Nothing in the facts currently in the public domain suggests a conspiracy. I could try to excuse the terrible sensationalist reporting on this case on the basis that it does involve the complex operation of three different statutory jurisdictions. But I cannot grant that excuse. The underlying statutes are not difficult to understand. Decisions to admit people to hospital on the basis of a mental disorder without consent must be made under the Mental Health Act 1983, decisions taken about treatment for people lacking capacity must be made under the Mental Capacity Act 2005 and decisions made regarding the subsequent welfare of any child born as a result of those interventions must be made under the Children Act 1989.
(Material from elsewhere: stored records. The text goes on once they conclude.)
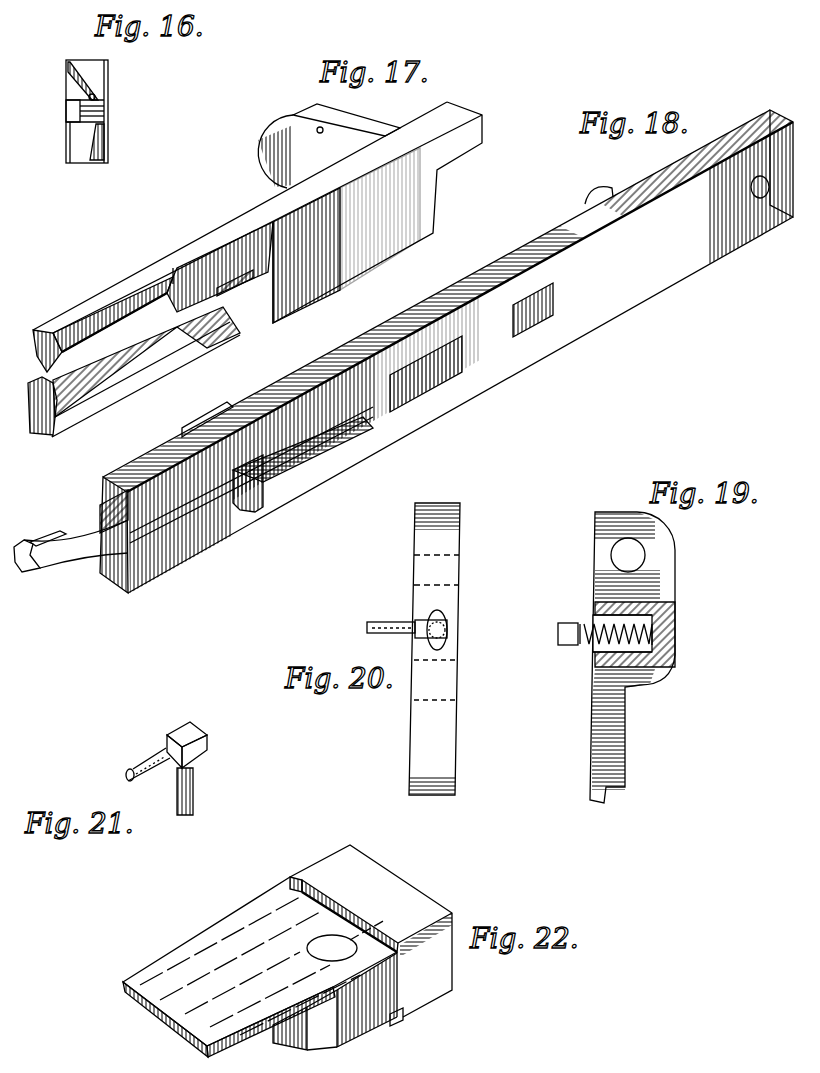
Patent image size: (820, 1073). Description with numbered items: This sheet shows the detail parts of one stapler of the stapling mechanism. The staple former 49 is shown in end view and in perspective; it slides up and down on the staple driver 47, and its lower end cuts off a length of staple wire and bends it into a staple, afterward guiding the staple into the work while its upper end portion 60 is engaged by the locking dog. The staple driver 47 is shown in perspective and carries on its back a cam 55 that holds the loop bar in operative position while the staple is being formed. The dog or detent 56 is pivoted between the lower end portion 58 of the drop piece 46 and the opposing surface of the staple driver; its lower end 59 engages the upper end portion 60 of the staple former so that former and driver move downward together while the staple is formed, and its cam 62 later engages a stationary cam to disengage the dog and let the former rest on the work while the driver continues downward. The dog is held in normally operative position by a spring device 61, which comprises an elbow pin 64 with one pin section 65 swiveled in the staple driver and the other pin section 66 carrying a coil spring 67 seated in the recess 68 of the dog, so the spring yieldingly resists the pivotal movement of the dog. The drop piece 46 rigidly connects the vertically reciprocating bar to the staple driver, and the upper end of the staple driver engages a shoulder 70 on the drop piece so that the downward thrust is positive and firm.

In FIG. 22, the drop piece 46 is at (342, 876).
In FIG. 18, the staple driver 47 is at (446, 351).
In FIG. 17, the staple former 49 is at (175, 275).
In FIG. 18, the cam 55 is at (310, 468).
In FIG. 19, the dog 56 is at (675, 618).
In FIG. 22, the lower end portion of the drop piece 58 is at (260, 967).
In FIG. 19, the lower end of the dog 59 is at (606, 795).
In FIG. 20, the lower end of the dog 59 is at (458, 795).
In FIG. 17, the upper end portion of the staple former 60 is at (482, 118).
In FIG. 19, the spring device 61 is at (590, 640).
In FIG. 19, the cam of the dog 62 is at (655, 680).
In FIG. 20, the cam of the dog 62 is at (462, 672).
In FIG. 19, the elbow pin 64 is at (557, 634).
In FIG. 20, the elbow pin 64 is at (418, 622).
In FIG. 21, the elbow pin 64 is at (200, 756).
In FIG. 20, the pin section 65 is at (382, 626).
In FIG. 21, the pin section 65 is at (145, 768).
In FIG. 21, the pin section 66 is at (185, 815).
In FIG. 19, the coil spring 67 is at (598, 613).
In FIG. 20, the coil spring 67 is at (448, 634).
In FIG. 19, the recess 68 is at (596, 650).
In FIG. 20, the recess 68 is at (445, 618).
In FIG. 22, the shoulder 70 is at (396, 1024).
The people who make decisions about Mental Health Act admission and treatment are psychiatrists and social workers and therefore employees of the NHS. The decisions made about the welfare of the child were made by social workers working in two different teams within Essex County Council. In the family court the judge was assisted by the evidence by P’s guardian and in the Court of Protection the mother will have been represented by the Official Solicitor. The conspiracy theorists are asking us to believe that multiple psychiatrists and social workers working for both the NHS and Essex County Council, assisted by judges sitting in two separate courts, as well as independent representatives of CAFCASS and the Official Solicitor colluded to acquire a baby. These people have clearly never tried to organise a meeting in the public sector.
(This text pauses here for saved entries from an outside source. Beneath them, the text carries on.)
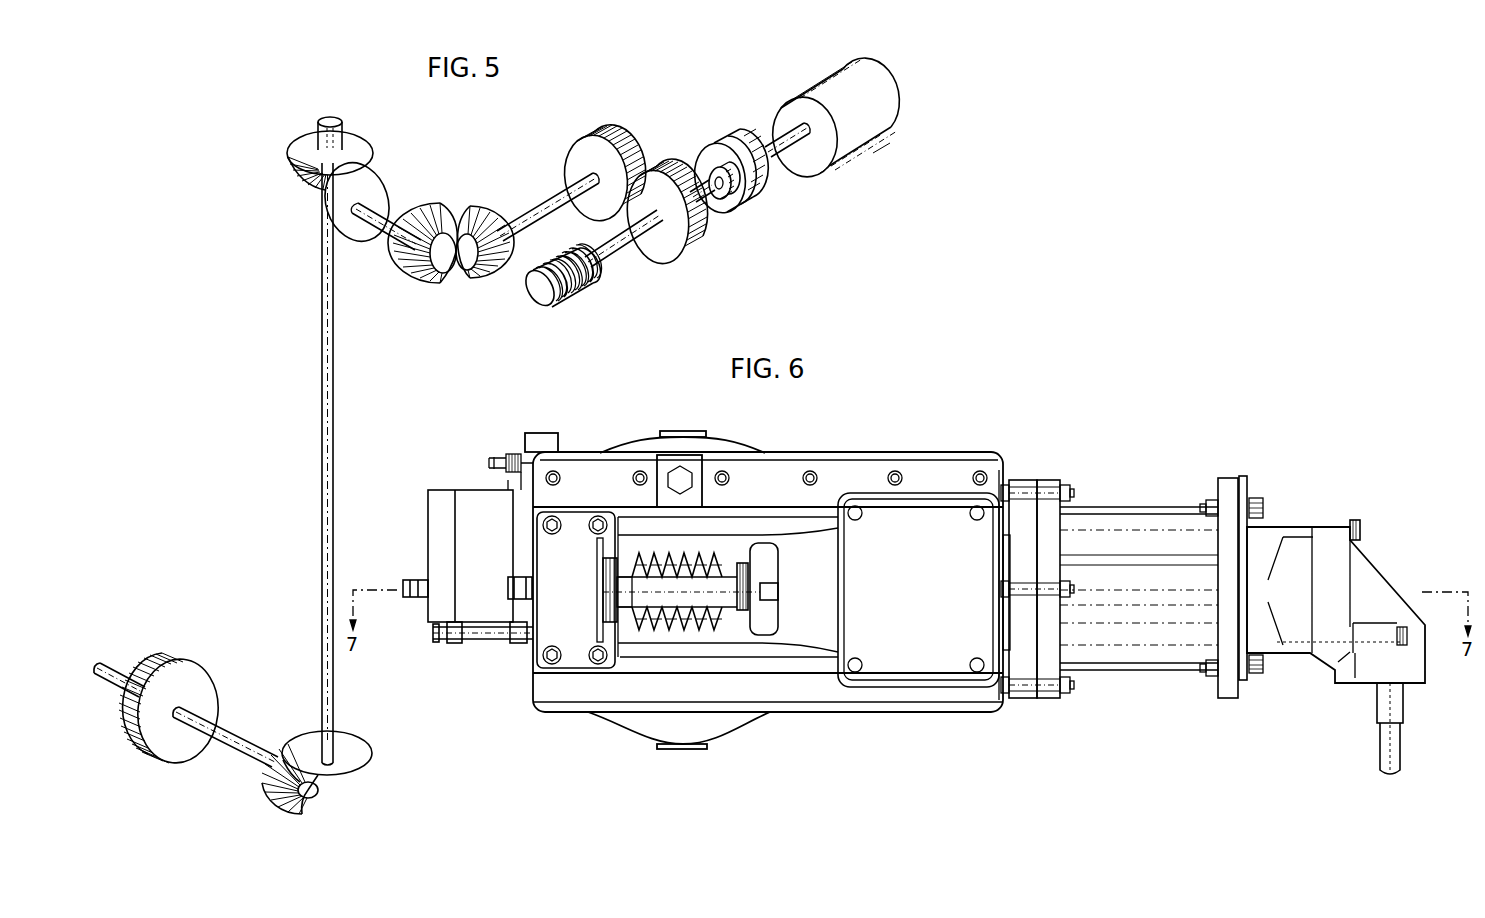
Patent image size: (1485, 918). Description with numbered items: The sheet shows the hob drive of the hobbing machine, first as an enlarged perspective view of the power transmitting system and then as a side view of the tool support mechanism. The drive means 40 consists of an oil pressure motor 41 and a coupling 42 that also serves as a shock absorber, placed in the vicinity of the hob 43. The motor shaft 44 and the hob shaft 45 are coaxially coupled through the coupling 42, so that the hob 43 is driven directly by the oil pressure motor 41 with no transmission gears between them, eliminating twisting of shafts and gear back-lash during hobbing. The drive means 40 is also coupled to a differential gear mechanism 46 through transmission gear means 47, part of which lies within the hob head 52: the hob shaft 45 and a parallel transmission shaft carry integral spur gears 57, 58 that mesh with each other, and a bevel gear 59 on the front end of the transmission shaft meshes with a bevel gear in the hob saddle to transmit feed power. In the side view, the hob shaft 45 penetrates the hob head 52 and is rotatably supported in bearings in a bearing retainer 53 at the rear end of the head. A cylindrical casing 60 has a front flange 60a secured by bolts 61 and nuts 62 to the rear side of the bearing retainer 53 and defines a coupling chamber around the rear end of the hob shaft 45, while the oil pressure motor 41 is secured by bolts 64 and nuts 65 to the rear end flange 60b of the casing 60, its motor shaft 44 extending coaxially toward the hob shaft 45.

In FIG. 6, the drive means 40 is at (1306, 512).
In FIG. 5, the oil pressure motor 41 is at (868, 150).
In FIG. 6, the oil pressure motor 41 is at (1338, 527).
In FIG. 5, the coupling 42 is at (768, 198).
In FIG. 6, the coupling 42 is at (1150, 495).
In FIG. 5, the hob 43 is at (575, 288).
In FIG. 6, the hob 43 is at (600, 582).
In FIG. 5, the motor shaft 44 is at (772, 148).
In FIG. 5, the hob shaft 45 is at (631, 246).
In FIG. 6, the hob shaft 45 is at (733, 582).
In FIG. 5, the differential gear mechanism 46 is at (207, 675).
In FIG. 5, the transmission gear means 47 is at (380, 185).
In FIG. 6, the hob head 52 is at (856, 438).
In FIG. 6, the bearing retainer 53 is at (1020, 700).
In FIG. 5, the spur gear 57 is at (687, 252).
In FIG. 5, the spur gear 58 is at (572, 158).
In FIG. 5, the bevel gear 59 is at (478, 218).
In FIG. 6, the cylindrical casing 60 is at (1142, 661).
In FIG. 6, the flange 60a is at (1048, 700).
In FIG. 6, the rear end flange 60b is at (1228, 700).
In FIG. 6, the bolts 61 is at (1009, 484).
In FIG. 6, the nuts 62 is at (1066, 485).
In FIG. 6, the bolts 64 is at (1255, 497).
In FIG. 6, the nuts 65 is at (1212, 498).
There is a lot wrong with our legal system. But misrepresenting it as a closed system capable of a monumental conspiracy on this scale is not only a calumny it is dangerous. It leaves the people who have most cause to rely on it with unjustified fears – instead of focusing on the perfectly justified fears we should be addressing.

Pregnant women with mental disorders, even if currently detained, should not be given the impression that substitute decisions about their clinical care during childbirth are likely to be made on the basis of a social worker’s view about the best interests of the child, rather than what is in their clinical best interests. This is not true. Social workers were not involved in that decision.

Nor is it true that the judge made a decision to override the mother’s wishes for fear that she would stop taking her medication in the future as was reported in both the Daily Telegraph and Daily Mail. The far more profound issue was that the mother’s plans for the child involved a long period of uncertainty and the judge took the view that a stable placement through adoption was to be preferred.

There is a final question this case raises. We know that reporting judgments may be a good thing because transparency in judicial reasoning is right in principle. In the family courts and Court of Protection it may come at a cost to vulnerable participants who have no power to control the information which enters the public domain in this way.

One justification for reporting more cases is of course that we can scotch pernicious inaccurate reporting of this nature by ensuring the facts are available from the outset. But a trend worth monitoring when hysteria of this nature is so easy to whip up is the relationship the facts have to the commentary.